Dumb competitors can be as dangerous as smart competitors. That’s what suppliers to 800-pound OEM gorillas are learning in the race to improve service to these animals.

Dumb competitors are the ones who, without sufficient training, go all-out to meet unrealistic service expectations, raise the performance bar, then eventually collapse under the pressure. Meanwhile, the customer still expects surviving suppliers to say “how high?” when he says “jump!”

Providing a service like make-to-order is a lofty goal, no doubt, and one day it will be an achievable best-practice for most good sup-pliers. It won’t be conquered with giant leaps, however. It’s more like a game of football, which is mastered by consistently gaining yardage. Many suppliers have made good progress starting with their own versions of just-in-time.

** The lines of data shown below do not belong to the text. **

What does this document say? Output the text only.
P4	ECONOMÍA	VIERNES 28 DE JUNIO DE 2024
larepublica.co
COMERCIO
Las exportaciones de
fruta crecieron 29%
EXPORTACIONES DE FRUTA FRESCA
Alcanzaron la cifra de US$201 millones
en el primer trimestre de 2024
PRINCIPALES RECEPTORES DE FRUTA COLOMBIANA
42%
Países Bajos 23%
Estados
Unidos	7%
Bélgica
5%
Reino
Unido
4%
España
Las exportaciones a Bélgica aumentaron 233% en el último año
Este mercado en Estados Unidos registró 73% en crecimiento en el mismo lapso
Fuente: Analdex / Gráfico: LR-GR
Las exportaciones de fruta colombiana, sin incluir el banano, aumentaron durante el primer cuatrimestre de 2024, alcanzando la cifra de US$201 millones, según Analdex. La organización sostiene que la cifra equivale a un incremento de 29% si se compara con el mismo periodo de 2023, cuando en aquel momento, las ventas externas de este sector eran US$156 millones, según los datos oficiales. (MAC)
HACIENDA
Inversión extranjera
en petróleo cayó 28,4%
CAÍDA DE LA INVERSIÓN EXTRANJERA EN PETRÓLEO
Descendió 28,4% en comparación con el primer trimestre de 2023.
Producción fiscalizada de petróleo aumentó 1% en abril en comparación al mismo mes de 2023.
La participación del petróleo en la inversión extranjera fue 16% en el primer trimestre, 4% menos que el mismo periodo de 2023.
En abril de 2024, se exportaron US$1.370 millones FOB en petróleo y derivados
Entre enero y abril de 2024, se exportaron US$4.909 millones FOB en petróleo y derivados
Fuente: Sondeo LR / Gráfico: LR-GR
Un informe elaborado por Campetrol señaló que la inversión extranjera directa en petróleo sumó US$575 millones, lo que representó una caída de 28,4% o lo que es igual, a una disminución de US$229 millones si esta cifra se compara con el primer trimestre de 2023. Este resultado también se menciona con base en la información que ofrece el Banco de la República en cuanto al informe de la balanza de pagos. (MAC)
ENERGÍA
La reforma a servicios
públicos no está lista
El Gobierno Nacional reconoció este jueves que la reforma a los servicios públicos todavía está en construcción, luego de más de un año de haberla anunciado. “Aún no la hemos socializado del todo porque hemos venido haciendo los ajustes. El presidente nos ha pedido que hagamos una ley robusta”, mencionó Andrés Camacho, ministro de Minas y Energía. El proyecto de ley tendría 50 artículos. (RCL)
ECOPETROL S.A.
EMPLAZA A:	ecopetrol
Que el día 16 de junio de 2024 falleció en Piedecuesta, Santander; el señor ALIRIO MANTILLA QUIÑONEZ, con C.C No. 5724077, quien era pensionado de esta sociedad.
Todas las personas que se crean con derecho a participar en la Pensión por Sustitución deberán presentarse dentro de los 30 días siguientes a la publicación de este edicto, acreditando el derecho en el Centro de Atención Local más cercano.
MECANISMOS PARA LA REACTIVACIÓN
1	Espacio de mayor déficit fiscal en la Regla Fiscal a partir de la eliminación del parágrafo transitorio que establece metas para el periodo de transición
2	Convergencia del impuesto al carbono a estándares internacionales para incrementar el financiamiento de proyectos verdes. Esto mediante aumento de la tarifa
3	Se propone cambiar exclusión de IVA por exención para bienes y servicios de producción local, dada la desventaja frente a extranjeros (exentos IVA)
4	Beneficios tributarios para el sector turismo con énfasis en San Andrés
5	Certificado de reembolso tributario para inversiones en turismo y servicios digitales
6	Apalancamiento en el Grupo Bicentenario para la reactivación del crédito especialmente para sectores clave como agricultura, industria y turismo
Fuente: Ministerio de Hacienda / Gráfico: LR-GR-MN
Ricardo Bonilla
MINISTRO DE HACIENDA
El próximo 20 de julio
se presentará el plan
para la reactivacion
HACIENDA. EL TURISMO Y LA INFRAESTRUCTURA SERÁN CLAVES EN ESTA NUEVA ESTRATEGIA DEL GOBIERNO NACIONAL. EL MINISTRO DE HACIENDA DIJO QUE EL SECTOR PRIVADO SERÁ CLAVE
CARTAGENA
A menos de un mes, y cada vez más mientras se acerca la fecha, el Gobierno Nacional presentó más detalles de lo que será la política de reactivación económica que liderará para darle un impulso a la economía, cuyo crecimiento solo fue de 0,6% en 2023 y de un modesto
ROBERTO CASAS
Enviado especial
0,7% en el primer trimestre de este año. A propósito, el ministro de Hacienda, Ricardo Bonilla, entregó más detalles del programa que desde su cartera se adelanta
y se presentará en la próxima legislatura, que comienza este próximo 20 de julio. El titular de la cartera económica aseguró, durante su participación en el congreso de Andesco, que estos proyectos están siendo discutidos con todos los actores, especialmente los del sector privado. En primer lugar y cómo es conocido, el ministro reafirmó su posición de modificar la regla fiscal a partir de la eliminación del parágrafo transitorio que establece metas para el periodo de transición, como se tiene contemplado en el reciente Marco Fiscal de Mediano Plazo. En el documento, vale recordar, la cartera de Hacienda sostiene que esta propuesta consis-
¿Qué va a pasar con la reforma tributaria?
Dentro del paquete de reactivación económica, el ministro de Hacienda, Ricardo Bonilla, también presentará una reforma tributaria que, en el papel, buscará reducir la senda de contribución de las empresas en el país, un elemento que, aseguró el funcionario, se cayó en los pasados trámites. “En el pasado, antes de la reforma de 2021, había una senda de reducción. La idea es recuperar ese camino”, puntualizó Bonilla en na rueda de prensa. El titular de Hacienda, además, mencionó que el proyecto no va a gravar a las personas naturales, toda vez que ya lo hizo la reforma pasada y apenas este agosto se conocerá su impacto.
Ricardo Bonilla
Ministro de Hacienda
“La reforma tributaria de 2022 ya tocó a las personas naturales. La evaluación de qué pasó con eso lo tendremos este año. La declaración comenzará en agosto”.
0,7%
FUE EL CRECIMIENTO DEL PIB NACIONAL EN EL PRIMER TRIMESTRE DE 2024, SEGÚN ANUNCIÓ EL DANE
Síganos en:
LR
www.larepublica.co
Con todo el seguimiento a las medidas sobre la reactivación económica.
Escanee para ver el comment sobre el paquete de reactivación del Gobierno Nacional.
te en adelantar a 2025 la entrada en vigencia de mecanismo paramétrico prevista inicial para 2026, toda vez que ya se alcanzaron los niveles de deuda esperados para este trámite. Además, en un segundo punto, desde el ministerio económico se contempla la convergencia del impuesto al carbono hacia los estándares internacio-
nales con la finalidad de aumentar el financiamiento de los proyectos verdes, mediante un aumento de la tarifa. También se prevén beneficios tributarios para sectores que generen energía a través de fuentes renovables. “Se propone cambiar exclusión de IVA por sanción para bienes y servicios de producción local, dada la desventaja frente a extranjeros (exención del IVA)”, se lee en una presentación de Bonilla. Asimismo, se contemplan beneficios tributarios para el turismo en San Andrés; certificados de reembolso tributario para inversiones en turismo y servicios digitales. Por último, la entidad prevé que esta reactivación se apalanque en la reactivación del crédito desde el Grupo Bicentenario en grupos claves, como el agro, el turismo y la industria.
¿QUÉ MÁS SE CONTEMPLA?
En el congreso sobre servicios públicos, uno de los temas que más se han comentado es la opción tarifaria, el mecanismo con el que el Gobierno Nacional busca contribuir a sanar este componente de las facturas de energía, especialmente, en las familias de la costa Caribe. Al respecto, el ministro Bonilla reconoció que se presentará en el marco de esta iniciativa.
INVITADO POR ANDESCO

I saw a good example of this strategy recently at a plant in De Kalb, Illinois. It paints tractor parts for Caterpillar. Caterpillar wanted to produce a durable, corrosion-resistant tractor. The best way to do that is to prime and paint the parts before they reach the assembly line. The OEM also wanted to eliminate warehouse space at its plant through point-of-use delivery. This calls for a just-in-time approach, from supplier, through paint, then sequenced to point-of-use.

Rather than tackle this all at once, all by itself, Caterpillar enlisted the aid of a supplier. Eisenmann, designers and manufacturers of custom-engineered material handling systems, opened Encoat Services, the 140,000-square-foot De Kalb plant I mentioned. It is designed and built to paint parts ranging from less than a pound to 11,000 pounds. Half the building is used for shipping, receiving and sequencing, with minimal storage. The other half is dedicated to painting.

Power-and-free conveyor feeds parts through three paint processes: electrocoat, autophoretic, and manual wet spray. Eight hundred different parts travel this line. They arrive in 300 containers a day in 15 truckloads. Three hours or less worth of parts are carried through these processes and are sequenced to the point of use — the Caterpillar plant a mile away.

When parts are received at Encoat, their manifest is scanned, and the information is sent via EDI to the MRP system at the factory. The parts are then moved to the paint line, loaded onto a bar-code-etched carrier and scanned again so the conveyor system knows the processes through which to route them. The parts spend no longer than 72 hours at Encoat before JIT delivery to the tractor assembly line.

Power-and-free will enable modular additions and replacements as material handling technology improves and affords extra capacity and capability. Caterpillar will then be able to provide these services to other select OEMs, according to its project manager, Robert Davy.

“The power-and-free conveyor supports our strategic plan for flexibility and flow,” he told me. “For me to support these different paint systems, I would otherwise have needed an individual conveyor line for each one of them. This way I have one continuous system that I can load in one area at one time, handle the part once, and it can automatically transfer to different lines.”

The point is, Cat is approaching JIT a step at a time and is working with suppliers in the same fashion. In this way, state-of-the-art material handling technology is always within reach, and futuristic strategies like make-to-order become a realistic and affordable framework on which to build profitable supply chain partnerships.